Young People Should Always be heard

Young People Should Always be heard

What do they really want: the unemployed protesters in England, the students who protest in Chile, the young protagonists of the "spring" Middle East? It is worth trying to understand what lies beneath these protests.

by Luigino Bruni

published in cittànuova.it on 12/08/2011

Many of us were struck and concerned about the Middle East squares where young people took to the streets, giving their lives, demanding democracy and freedom, and on the British streets where young people smashed windows to steal mobile phones and plasma TVs, clear indications that a serious and deep pain of living is spreading.

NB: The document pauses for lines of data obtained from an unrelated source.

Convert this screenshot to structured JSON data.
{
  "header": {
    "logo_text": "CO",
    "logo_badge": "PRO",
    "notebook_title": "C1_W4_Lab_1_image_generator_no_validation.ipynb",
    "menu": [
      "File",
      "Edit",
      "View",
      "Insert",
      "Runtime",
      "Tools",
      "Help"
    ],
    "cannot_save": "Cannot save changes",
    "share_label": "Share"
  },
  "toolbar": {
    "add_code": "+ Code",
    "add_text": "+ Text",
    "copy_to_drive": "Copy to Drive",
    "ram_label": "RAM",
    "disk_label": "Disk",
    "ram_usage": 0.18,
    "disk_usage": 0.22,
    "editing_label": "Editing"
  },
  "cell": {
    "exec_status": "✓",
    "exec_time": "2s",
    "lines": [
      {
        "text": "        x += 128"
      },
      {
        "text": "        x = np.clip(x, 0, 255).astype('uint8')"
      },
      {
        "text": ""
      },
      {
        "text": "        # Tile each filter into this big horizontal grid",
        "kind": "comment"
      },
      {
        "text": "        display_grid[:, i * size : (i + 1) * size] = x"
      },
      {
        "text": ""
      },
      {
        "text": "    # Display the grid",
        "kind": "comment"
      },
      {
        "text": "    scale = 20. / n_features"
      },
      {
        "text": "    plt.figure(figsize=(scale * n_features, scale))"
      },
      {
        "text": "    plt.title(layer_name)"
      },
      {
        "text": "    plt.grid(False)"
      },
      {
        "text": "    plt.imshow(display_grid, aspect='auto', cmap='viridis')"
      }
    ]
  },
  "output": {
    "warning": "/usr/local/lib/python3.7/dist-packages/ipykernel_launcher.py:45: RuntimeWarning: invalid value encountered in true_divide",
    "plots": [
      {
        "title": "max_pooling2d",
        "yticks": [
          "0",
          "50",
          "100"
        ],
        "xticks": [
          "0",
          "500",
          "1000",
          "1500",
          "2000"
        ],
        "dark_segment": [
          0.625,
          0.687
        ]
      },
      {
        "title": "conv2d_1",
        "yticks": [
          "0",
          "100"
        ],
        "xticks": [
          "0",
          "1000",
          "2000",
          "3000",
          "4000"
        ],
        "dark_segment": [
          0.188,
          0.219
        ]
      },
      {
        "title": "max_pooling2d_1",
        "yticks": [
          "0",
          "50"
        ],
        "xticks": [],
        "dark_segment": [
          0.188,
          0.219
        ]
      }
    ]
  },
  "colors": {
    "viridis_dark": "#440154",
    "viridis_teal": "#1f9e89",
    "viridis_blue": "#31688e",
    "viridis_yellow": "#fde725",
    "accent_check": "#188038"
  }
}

But the history of the twentieth century taught us that when young people, especially if thousands, take to the streets, one must always be very careful, even when they do it badly, smashing and screaming, for beneath the cruelty or bad response there may be important questions; as when a teenager's screams and punches the mobile home, a smart parent knows that behind that bad language often there are very serious things hidden. This does not mean young people are always right, only that we need to understand what is happening in England, also in Chile (where young people want a university not only for the rich), and, although the distance is large, in the Middle East.

What is at stake is a big world "youth question," very evident in the opulent West, which certainly has to do with the crisis and the cuts but that is much deeper, because it refers to the unequal market society we are building, especially in recent years with the turbo-finance capitalist. The English sociologist Anthony Giddens has brought to light well in different interviews the theoretic of "the third way," when he reminds us that behind these destructions of the British youth there is also the reaction of those who feel excluded from the great luxuries and consumption, which instead sees increase blatantly in the richest 5 percent of the population. 

The rich and the poor have always existed in the world, but until a few decades ago, the social culture and religions had built social bonds that held even with a certain inequality. The social classes were far apart and not in close communication, whereby envy and frustration were manageable, at least in ordinary moments. Today, however, the growing inequality (remember that England is among the countries with the highest inequality) is not easily manageable, because while the media build global villages and the lifestyles and aspirations are becoming more uniform, the purchasing power and the opportunities are very different

Young people especially perceive, even for the huge public debts that we put on their shoulders and the large youth unemployment, that social mobility is declining, and their future may be worse than that of their parents. The risk is that this uneasiness may become global and hardly manageable, if we do not give life, immediately, to new deals between generations, to a more egalitarian and fraternal economic system, and "suitable for the young," which are not the future (such as is often said of paternalistic) but a different way of living and seeing the present. 

If we had listened, beyond the bad responses, the complaints and questions of the young people in 2001 (until July 2001 in Genoa), they were asking for a globalization of solidarity and governance of the financial speculation (the "Tobin Tax"), perhaps today we would not know this crisis generated by a decade of distraction from those issues that young people have identified well and shouted loudly

Let us listen to the young people, always listen to them, and let them feel protagonists of the choices of today, and not just those, uncertain and vague, of tomorrow.